= Human trafficking in Utah =

Human trafficking in Utah is the illegal trade of human beings for the purposes of reproductive slavery, commercial sexual exploitation, and forced labor as it occurs in the state of Utah, and it is widely recognized as a modern-day form of slavery. It includes "the recruitment, transportation, transfer, harboring or receipt of persons by means of threat or use of force or other forms of coercion, of abduction, of fraud, of deception, of the abuse of power, or of a position of vulnerability or of the giving or receiving of payments or benefits to achieve the consent of a person having control over another person, for the purpose of exploitation. Exploitation shall include, at a minimum, the exploitation of prostitution of others or other forms of sexual exploitation, forced labor services, slavery or practices similar to slavery, servitude or the removal of organs." Human trafficking is a growing problem in Utah.

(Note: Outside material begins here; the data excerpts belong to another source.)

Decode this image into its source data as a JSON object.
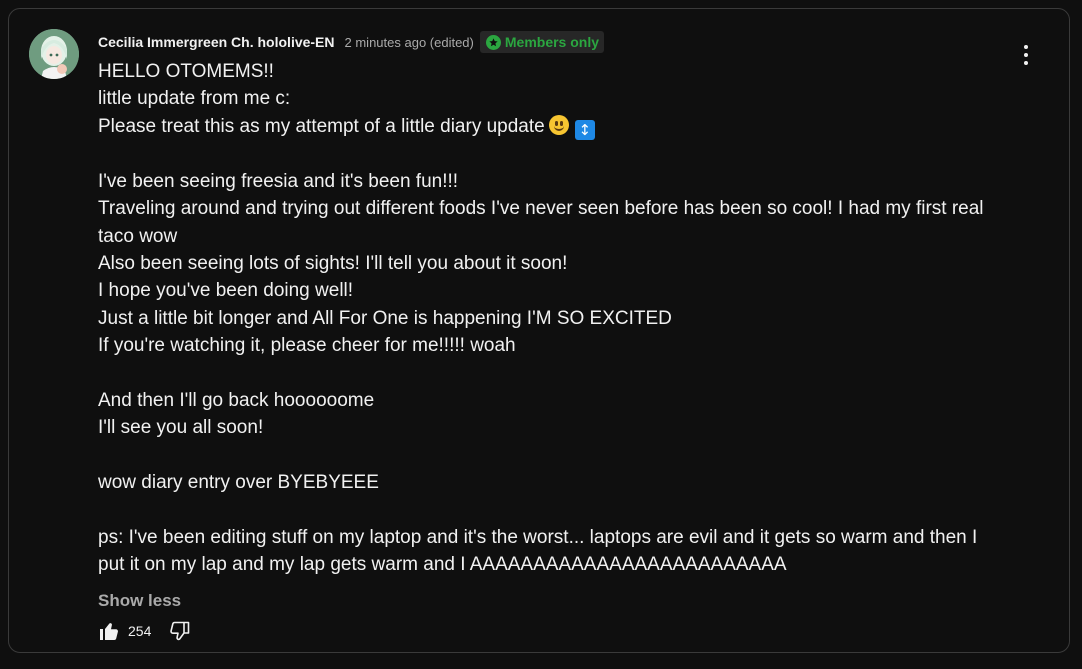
{
  "comment": {
    "author": "Cecilia Immergreen Ch. hololive-EN",
    "timestamp": "2 minutes ago (edited)",
    "badge": {
      "label": "Members only",
      "icon": "members-star-icon",
      "color": "#2ba640"
    },
    "avatar_icon": "channel-avatar",
    "lines": [
      "HELLO OTOMEMS!!",
      "little update from me c:",
      "Please treat this as my attempt of a little diary update",
      "",
      "I've been seeing freesia and it's been fun!!!",
      "Traveling around and trying out different foods I've never seen before has been so cool! I had my first real taco wow",
      "Also been seeing lots of sights! I'll tell you about it soon!",
      "I hope you've been doing well!",
      "Just a little bit longer and All For One is happening I'M SO EXCITED",
      "If you're watching it, please cheer for me!!!!! woah",
      "",
      "And then I'll go back hoooooome",
      "I'll see you all soon!",
      "",
      "wow diary entry over BYEBYEEE",
      "",
      "ps: I've been editing stuff on my laptop and it's the worst... laptops are evil and it gets so warm and then I put it on my lap and my lap gets warm and I AAAAAAAAAAAAAAAAAAAAAAAAA"
    ],
    "emojis": [
      "slightly-smiling-face-emoji",
      "up-down-arrow-emoji"
    ],
    "show_less_label": "Show less",
    "like_count": "254",
    "menu_icon": "more-vertical-icon"
  },
  "colors": {
    "background": "#0f0f0f",
    "text": "#f1f1f1",
    "secondary_text": "#aaaaaa",
    "border": "#3a3a3a"
  }
}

==Human trafficking laws==
On June 19, 1862, the United States made slavery illegal in all US territories, including Utah territory, effectively overturning the Act in Relation to Service. Currently, the Mann Act and the Trafficking Victims Protection Act (TVPA), are used to prosecute human trafficking cases in Utah that cross state lines. Under the TVPA, human trafficking includes any exploitation of a minor or the use of force, fraud or coercion on an adult. In 2008, Utah passed Human Trafficking Amendments to the Utah Code, which prohibited human trafficking within the state of Utah. Unlike the TVPA, Utah defines human trafficking as "forced labor or forced sexual exploitation". Unlike the TVPA, Utah law makes no exceptions for minors. Because Utah requires proof of force, even for minors, prosecutions in Utah are very difficult. Utah law also does not allocate any funds for victims or give them special rights. However, the Utah legislative is looking into expanding existing laws on human trafficking.

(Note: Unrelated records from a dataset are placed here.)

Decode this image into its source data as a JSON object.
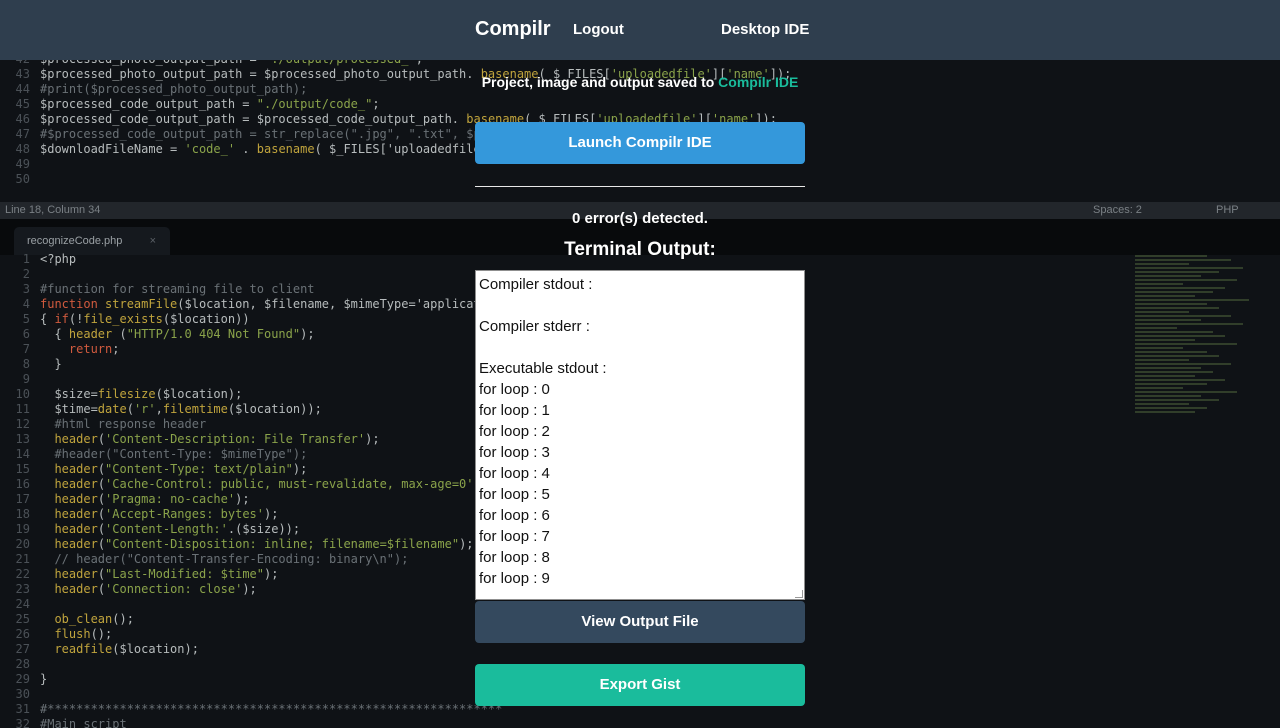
{
  "navbar": {
    "brand": "Compilr",
    "logout": "Logout",
    "desktop_ide": "Desktop IDE"
  },
  "panel": {
    "saved_prefix": "Project, image and output saved to ",
    "saved_link": "Compilr IDE",
    "launch_button": "Launch Compilr IDE",
    "errors_text": "0 error(s) detected.",
    "terminal_heading": "Terminal Output:",
    "terminal_lines": [
      "Compiler stdout :",
      "",
      "Compiler stderr :",
      "",
      "Executable stdout :",
      "for loop : 0",
      "for loop : 1",
      "for loop : 2",
      "for loop : 3",
      "for loop : 4",
      "for loop : 5",
      "for loop : 6",
      "for loop : 7",
      "for loop : 8",
      "for loop : 9"
    ],
    "view_output_button": "View Output File",
    "export_gist_button": "Export Gist"
  },
  "editor": {
    "status_position": "Line 18, Column 34",
    "status_spaces": "Spaces: 2",
    "status_language": "PHP",
    "tab_name": "recognizeCode.php",
    "tab_close": "×",
    "top_lines": [
      {
        "n": "42",
        "t": "$processed_photo_output_path = \"./output/processed_\";"
      },
      {
        "n": "43",
        "t": "$processed_photo_output_path = $processed_photo_output_path. basename( $_FILES['uploadedfile']['name']);"
      },
      {
        "n": "44",
        "t": "#print($processed_photo_output_path);"
      },
      {
        "n": "45",
        "t": "$processed_code_output_path = \"./output/code_\";"
      },
      {
        "n": "46",
        "t": "$processed_code_output_path = $processed_code_output_path. basename( $_FILES['uploadedfile']['name']);"
      },
      {
        "n": "47",
        "t": "#$processed_code_output_path = str_replace(\".jpg\", \".txt\", $p"
      },
      {
        "n": "48",
        "t": "$downloadFileName = 'code_' . basename( $_FILES['uploadedfile"
      },
      {
        "n": "49",
        "t": ""
      },
      {
        "n": "50",
        "t": ""
      }
    ],
    "bottom_lines": [
      {
        "n": "1",
        "t": "<?php"
      },
      {
        "n": "2",
        "t": ""
      },
      {
        "n": "3",
        "t": "#function for streaming file to client"
      },
      {
        "n": "4",
        "t": "function streamFile($location, $filename, $mimeType='applicat"
      },
      {
        "n": "5",
        "t": "{ if(!file_exists($location))"
      },
      {
        "n": "6",
        "t": "  { header (\"HTTP/1.0 404 Not Found\");"
      },
      {
        "n": "7",
        "t": "    return;"
      },
      {
        "n": "8",
        "t": "  }"
      },
      {
        "n": "9",
        "t": ""
      },
      {
        "n": "10",
        "t": "  $size=filesize($location);"
      },
      {
        "n": "11",
        "t": "  $time=date('r',filemtime($location));"
      },
      {
        "n": "12",
        "t": "  #html response header"
      },
      {
        "n": "13",
        "t": "  header('Content-Description: File Transfer');"
      },
      {
        "n": "14",
        "t": "  #header(\"Content-Type: $mimeType\");"
      },
      {
        "n": "15",
        "t": "  header(\"Content-Type: text/plain\");"
      },
      {
        "n": "16",
        "t": "  header('Cache-Control: public, must-revalidate, max-age=0')"
      },
      {
        "n": "17",
        "t": "  header('Pragma: no-cache');"
      },
      {
        "n": "18",
        "t": "  header('Accept-Ranges: bytes');"
      },
      {
        "n": "19",
        "t": "  header('Content-Length:'.($size));"
      },
      {
        "n": "20",
        "t": "  header(\"Content-Disposition: inline; filename=$filename\");"
      },
      {
        "n": "21",
        "t": "  // header(\"Content-Transfer-Encoding: binary\\n\");"
      },
      {
        "n": "22",
        "t": "  header(\"Last-Modified: $time\");"
      },
      {
        "n": "23",
        "t": "  header('Connection: close');"
      },
      {
        "n": "24",
        "t": ""
      },
      {
        "n": "25",
        "t": "  ob_clean();"
      },
      {
        "n": "26",
        "t": "  flush();"
      },
      {
        "n": "27",
        "t": "  readfile($location);"
      },
      {
        "n": "28",
        "t": ""
      },
      {
        "n": "29",
        "t": "}"
      },
      {
        "n": "30",
        "t": ""
      },
      {
        "n": "31",
        "t": "#***************************************************************"
      },
      {
        "n": "32",
        "t": "#Main script"
      }
    ]
  }
}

==Anti-human trafficking efforts==
In 2012, Shared Hope International chose Salt Lake City as one of ten areas for in-depth study for child sex trafficking. The report criticized Salt Lake City's handling of domestic minor sex trafficking. They say that victims are held like juvenile delinquents, that buyers of sex acts from minors are not punished, and that training to identify sex trafficking victims are minimal. They noted that even though almost everyone they interviewed had worked with a child sex trafficking case in the last two years, there were very few arrests. They point to weak laws.

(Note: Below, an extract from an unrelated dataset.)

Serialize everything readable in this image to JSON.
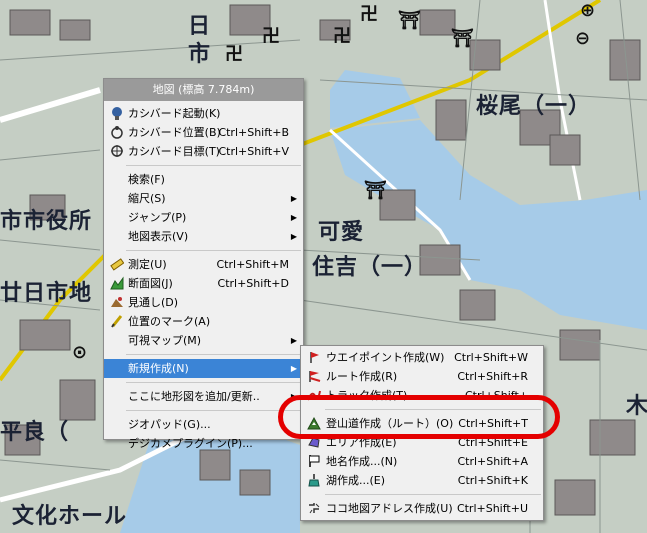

Since the report was released, there has been a cultural change, and cases that would have previously been handled as prostitution are now being handled as human trafficking. This is partially because law enforcement is now better educated and lawmakers are giving them better tools to identify cases of human trafficking. In 2016, the Internet Crimes Against Children (ICAC) Task Force helped make 71 arrests in Utah, as part of an anti-human trafficking sting operation known as Operation Broken Heart III. Human trafficking rings have also been found to be operating out of Bountiful, using hotels in Salt Lake City to sell their victims, and in Thai massage parlors across the Wasatch Front.